Nunca pude sospechar que visitaría la catedral de Ginebra, el centro espiritual del calvinismo, en compañía del portavoz del Vaticano. Ocurrió. Fue hace cuatro años, en estas mismas fechas, antes de la Navidad. Ernesto Lombardi estaba allí como representante de Radio Vaticano, aunque podía haberlo hecho, porque lo era, como vocero de Susan ante los medios de comunicación e incluso ante sus feligreses.
Aunque incluida en la nobleza del patrimonio europeo, la catedral de Ginebra no destaca por sus dimensiones o sus pretensiones. Sencilla, discreta, ecléctica, recogida, invita más a la reflexión que a la exclamación. Quizás por ello hicimos el recorrido en silencio, sabedores de que allí se conservan momentos que explican no sólo la evolución del cristianismo sino también la cultura europea.
Lombardi aceptó algunas bromas sobre la rigurosa melancolía de aquella catedral, tan alejada de la exuberancia barroca de muchos templos católicos del sur, penetrados en algunos casos por símbolos lúdicos e incluso profanos. Nos detuvimos ante la silla en que solía aposentarse John Calvino y aún hicimos un intento de ocupar el asiento del predicador reformista, denunciador del escaso celo romano para controlar las desviaciones de sus fieles e incluso de muchos eclesiásticos.
Los amigos italianos me habían presentado, solo por ser español y por trabajar en aquel momento en la televisión pública, como representante de Zapatero en aquel encuentro, lo que servía de motivo para la chanza de los colegas que reclamaban mi defensa apasionada del matrimonio homosexual, la escuela laica (nunca entendí por qué la asociaban con el entonces presidente del Gobierno) o la igualdad a favor del sacerdocio de las mujeres.
A monseñor las bromas no le molestaban. Tenía dos mil años largos de cuerda. E incluso él mismo se sumaba a la provocación, sin desvelar en ningún caso cómo había transcurrido, por ejemplo, la última visita de la vicepresidenta del Gobierno español a sus eminencias vaticanas.
Concluido el recorrido, comprobada la superposición de supersticiones que allí se acumulaban y valorado el efecto religioso y cultural de aquella ciudad y su catedral, buscamos entornos más amenos: el lago Leman, algunas de las calles más brillantes y fastuosas, iluminadas de lujo y esplendor.
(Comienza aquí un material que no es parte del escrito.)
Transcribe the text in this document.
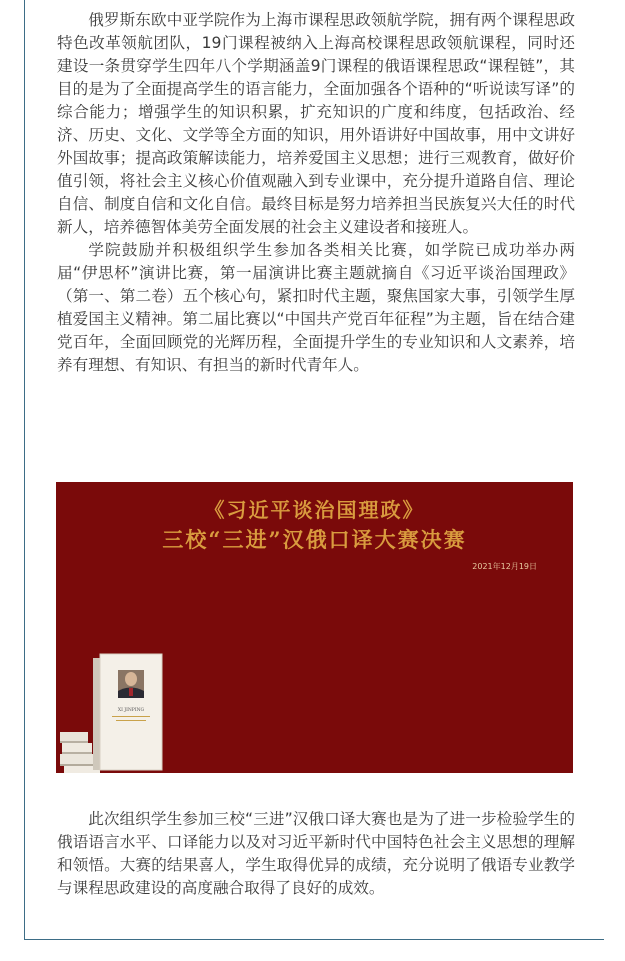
俄罗斯东欧中亚学院作为上海市课程思政领航学院，拥有两个课程思政特色改革领航团队，19门课程被纳入上海高校课程思政领航课程，同时还建设一条贯穿学生四年八个学期涵盖9门课程的俄语课程思政“课程链”，其目的是为了全面提高学生的语言能力，全面加强各个语种的“听说读写译”的综合能力；增强学生的知识积累，扩充知识的广度和纬度，包括政治、经济、历史、文化、文学等全方面的知识，用外语讲好中国故事，用中文讲好外国故事；提高政策解读能力，培养爱国主义思想；进行三观教育，做好价值引领，将社会主义核心价值观融入到专业课中，充分提升道路自信、理论自信、制度自信和文化自信。最终目标是努力培养担当民族复兴大任的时代新人，培养德智体美劳全面发展的社会主义建设者和接班人。

学院鼓励并积极组织学生参加各类相关比赛，如学院已成功举办两届“伊思杯”演讲比赛，第一届演讲比赛主题就摘自《习近平谈治国理政》（第一、第二卷）五个核心句，紧扣时代主题，聚焦国家大事，引领学生厚植爱国主义精神。第二届比赛以“中国共产党百年征程”为主题，旨在结合建党百年，全面回顾党的光辉历程，全面提升学生的专业知识和人文素养，培养有理想、有知识、有担当的新时代青年人。

《习近平谈治国理政》
三校“三进”汉俄口译大赛决赛
2021年12月19日
XI JINPING

此次组织学生参加三校“三进”汉俄口译大赛也是为了进一步检验学生的俄语语言水平、口译能力以及对习近平新时代中国特色社会主义思想的理解和领悟。大赛的结果喜人，学生取得优异的成绩，充分说明了俄语专业教学与课程思政建设的高度融合取得了良好的成效。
Anduvimos mucho, pero también utilizamos el transporte público, los pequeños tranvías que escalan a los barrios tradicionales, para tener una visión global de la ciudad que nos convocaba. El representante del Papa y yo, en ningún caso como representante de Zapatero, no mostramos reparo alguno para subir sin billete a los vehículos. No sabíamos cómo adquirirlos, pero tampoco nos esmeramos. Un pequeño pecado que nuestra educación católica consiente sin necesidad de contrición ni voluntad de enmienda.
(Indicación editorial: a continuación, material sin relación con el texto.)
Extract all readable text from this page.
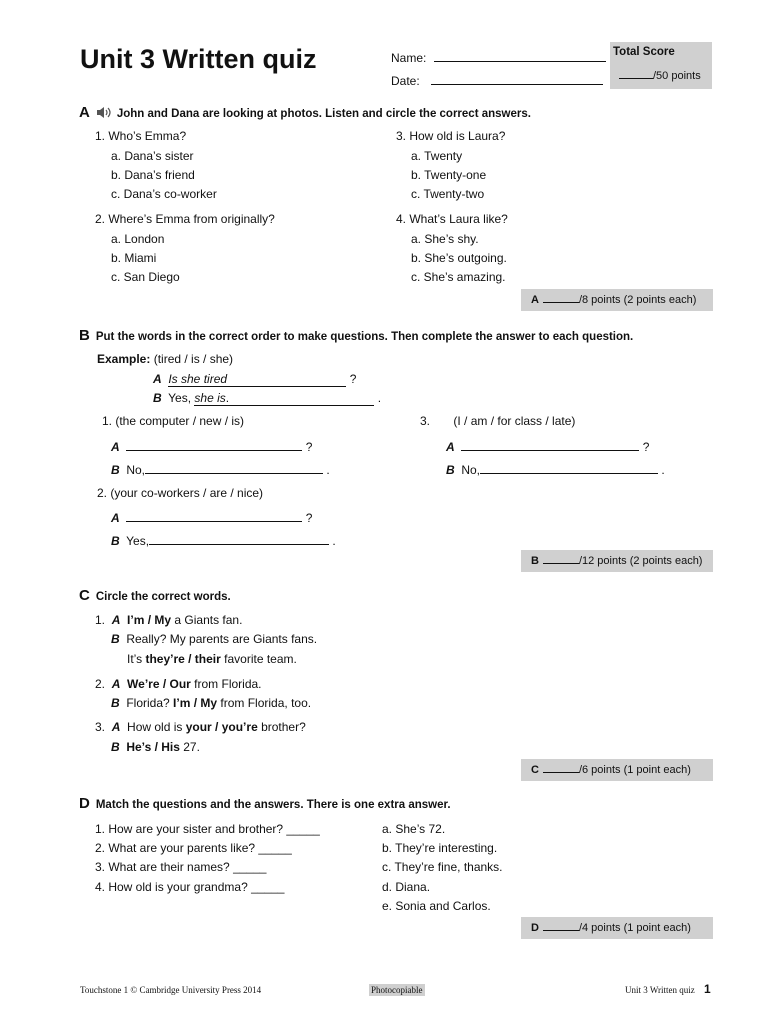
Unit 3 Written quiz	Name:
Date:
Total Score
/50 points
A John and Dana are looking at photos. Listen and circle the correct answers.
1. Who’s Emma?
a. Dana’s sister
b. Dana’s friend
c. Dana’s co-worker
2. Where’s Emma from originally?
a. London
b. Miami
c. San Diego
3. How old is Laura?
a. Twenty
b. Twenty-one
c. Twenty-two
4. What’s Laura like?
a. She’s shy.
b. She’s outgoing.
c. She’s amazing.
A	/8 points (2 points each)
B Put the words in the correct order to make questions. Then complete the answer to each question.
Example: (tired / is / she)
A Is she tired	?
B Yes, she is.	.
1. (the computer / new / is)
A	?
B No,	.
3. (I / am / for class / late)
A	?
B No,	.
2. (your co-workers / are / nice)
A	?
B Yes,	.
B	/12 points (2 points each)
C Circle the correct words.
1. A I’m / My a Giants fan.
B Really? My parents are Giants fans.
It’s they’re / their favorite team.
2. A We’re / Our from Florida.
B Florida? I’m / My from Florida, too.
3. A How old is your / you’re brother?
B He’s / His 27.
C	/6 points (1 point each)
D Match the questions and the answers. There is one extra answer.
1. How are your sister and brother? _____
2. What are your parents like? _____
3. What are their names? _____
4. How old is your grandma? _____
a. She’s 72.
b. They’re interesting.
c. They’re fine, thanks.
d. Diana.
e. Sonia and Carlos.
D	/4 points (1 point each)
Touchstone 1 © Cambridge University Press 2014	Photocopiable	Unit 3 Written quiz 1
Los calvinistas, comentamos, son de otra manera.
Salvo que sean banqueros. Entonces todo cambia. El rigor, la disciplina, la austeridad, el respeto al otro y a lo público corre grave riesgo de desaparecer. Léase La cueva de Alí Babá y los 40 calvinistas, de Xavier Vidal-Folch, y quedará mucho claro.
Incluso en la catedral de Ginebra cabía intuír algo así. Y por eso, cuando subimos al tranvía sin billete, tuve un sentimiento contradictorio, de burla y remordimiento. Quizás no fuera suficientemente católico. Me pareció que a monseñor Lombardi aquel detalle le importaba menos: él era completamente católico y tenía aspecto (no sé si vocación) de banquero. Y cuando se tiene esa predisposición, la religión es lo de menos.